Slower oil sands growth and flat total production signal Canada will become increasingly dependent on foreign oil imports to meet rising consumption, unless new discoveries are made.

Can Demand Reduction and Efficiency Reduce Imports?

Rather than relying on increased domestic supply alone, reducing Canada’s oil consumption through fuel efficiency and alternatives could curb import growth. Steps Canada could take include:

  • Increasing fuel economy standards for vehicles to lower gasoline demand.
  • Electrifying more vehicle fleets, including passenger cars, transit and commercial vehicles.
  • Promoting biofuels such as ethanol and biodiesel to displace petroleum fuels.
  • Incentivizing efficient building design, smart thermostats and energy audits to cut heating oil use.
  • Investing in public transit and Smart Growth urban planning to reduce driving.

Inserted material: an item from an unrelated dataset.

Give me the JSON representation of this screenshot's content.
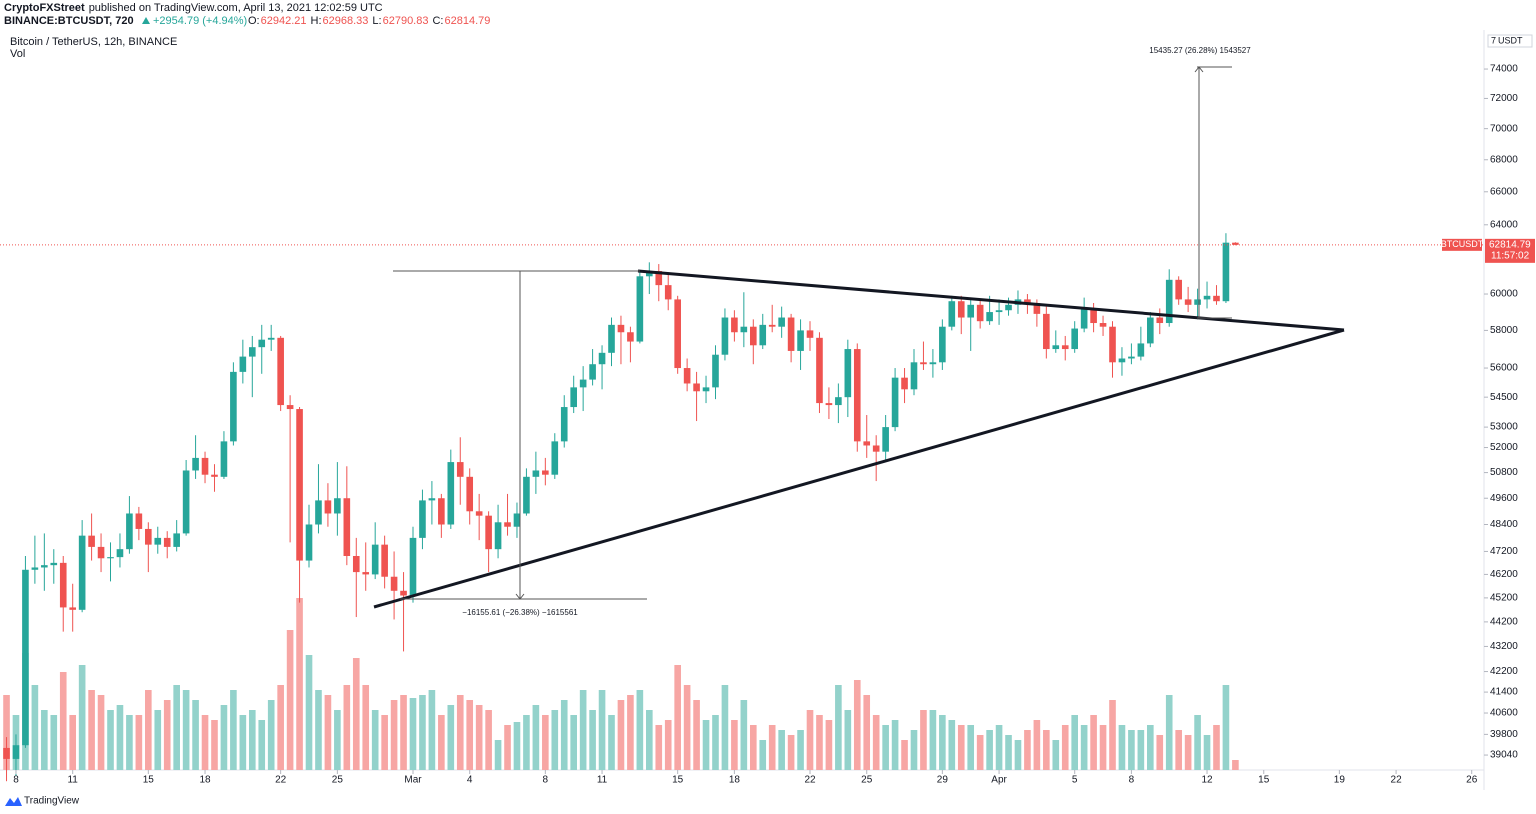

More ambitious demand reduction policies could make a major dent in forecasted oil consumption growth of 300,000 b/d by 2030. This would significantly curb the need for increased oil imports.


Canada produces substantial amounts of oil, particularly from the Alberta oil sands. However, production costs and constraints on new pipelines limit the potential for massive supply increases. With Canada’s oil demand continuing to grow, especially in the transportation sector, the country will remain reliant on imported crude and refined products to close the gap between domestic supply and consumption.

While new offshore production could help stabilize imports, Canada will need to prioritize oil demand reduction through vehicle efficiency, biofuels and conservation measures in order to curb its dependence on foreign oil over the long term. A balanced strategy of modest supply increases plus aggressive demand management will provide the optimal path for Canadian energy security and emissions reductions.